Last night, on my late night freeway flying to see an old friend, I was struck by a particularly vibrant idea. It was one of those notions that stood out from the rest of my thoughts, distinct in its energy. Like it was more real than the others.
I want my life to be the complex and beautiful answer to this simple question -
How can I do the greatest possible good?
I didn't want to forget it. I wanted to write it down, or text it to someone. I thought about calling someone and having them write it down, but ruled it out because of the no hands phone laws. Ultimately I decided I would just have to trust in its independent life to reassert itself in my mind.
Hung out with the old friend, met some new ones, and the notion was gone. Not a second thought.
The moment I sat back in my car to fly home through the empty roads of LA (a spooky attribute of midnight driving in the City of Angels) the idea came into perfect clarity once again. It had been waiting. Now I sat, window down, as stars, office buildings, and headlights streak and twinkle, mulling it over in my head. How can I?
By the time I had arrived home, I had moved into a inner realm where fatigue has no power and all my ideas buzz nervously as they wait to be written down. I grab a few things from home, but then proceed to my office. Its my only connection to the electronic world.

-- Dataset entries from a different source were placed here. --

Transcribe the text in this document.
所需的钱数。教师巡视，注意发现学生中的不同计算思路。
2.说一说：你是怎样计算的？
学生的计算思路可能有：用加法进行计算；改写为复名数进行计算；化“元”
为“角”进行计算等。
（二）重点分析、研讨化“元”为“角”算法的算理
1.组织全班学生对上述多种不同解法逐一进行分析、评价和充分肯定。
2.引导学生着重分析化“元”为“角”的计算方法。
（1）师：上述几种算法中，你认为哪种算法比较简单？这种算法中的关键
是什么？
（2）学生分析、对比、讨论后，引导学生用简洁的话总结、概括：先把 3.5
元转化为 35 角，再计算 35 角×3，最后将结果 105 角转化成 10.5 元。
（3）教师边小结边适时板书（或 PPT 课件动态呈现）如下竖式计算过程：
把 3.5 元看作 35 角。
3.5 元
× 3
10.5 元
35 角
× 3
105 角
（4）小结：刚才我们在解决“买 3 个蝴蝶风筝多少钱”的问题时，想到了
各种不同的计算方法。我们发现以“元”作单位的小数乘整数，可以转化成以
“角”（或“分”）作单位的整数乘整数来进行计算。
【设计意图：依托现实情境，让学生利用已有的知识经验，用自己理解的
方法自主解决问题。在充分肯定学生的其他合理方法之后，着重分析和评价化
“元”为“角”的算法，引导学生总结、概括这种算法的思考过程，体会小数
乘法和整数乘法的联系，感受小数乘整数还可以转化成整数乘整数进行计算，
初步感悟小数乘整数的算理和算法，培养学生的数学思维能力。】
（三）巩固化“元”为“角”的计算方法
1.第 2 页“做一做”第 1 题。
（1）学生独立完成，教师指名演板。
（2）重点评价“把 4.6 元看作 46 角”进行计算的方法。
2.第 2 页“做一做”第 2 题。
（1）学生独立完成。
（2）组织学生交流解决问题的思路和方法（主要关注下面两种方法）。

Linkin Park is cranked, and so am I. The writing is less a rational pursuit and more of just... spewing. As I'm writing this idea, others start swirling in response. Its all I can do to keep up with it all. I hammer down two and a half hours of notions. No original ideas in this batch. Every one is a thing I've said, thought, acted on, or ranted about.
Pet peeves...
Personal realizations...
Criticisms of society...
Responses to classic philosophical dilemmas...
Calls to arms...
It all just comes out. The I is me, and confidently. The you is similarly authoritative. Even though I've been through each of these ideas in the past, there is something different going on here. A kind of inertia or gestalt to this process, like each of these little gems is contextualized by the others. Like what was a haze or cloud was suddenly becoming very, very solid.
Oh, like a bunch of floating glaciers that had been kinda aimlessly making their way through the flow that suddenly collided, slowly, but with such inertia that they instantly fused to each other. Just like that.
I end, not with the ending, just at the point that I'm confident that I've really started something.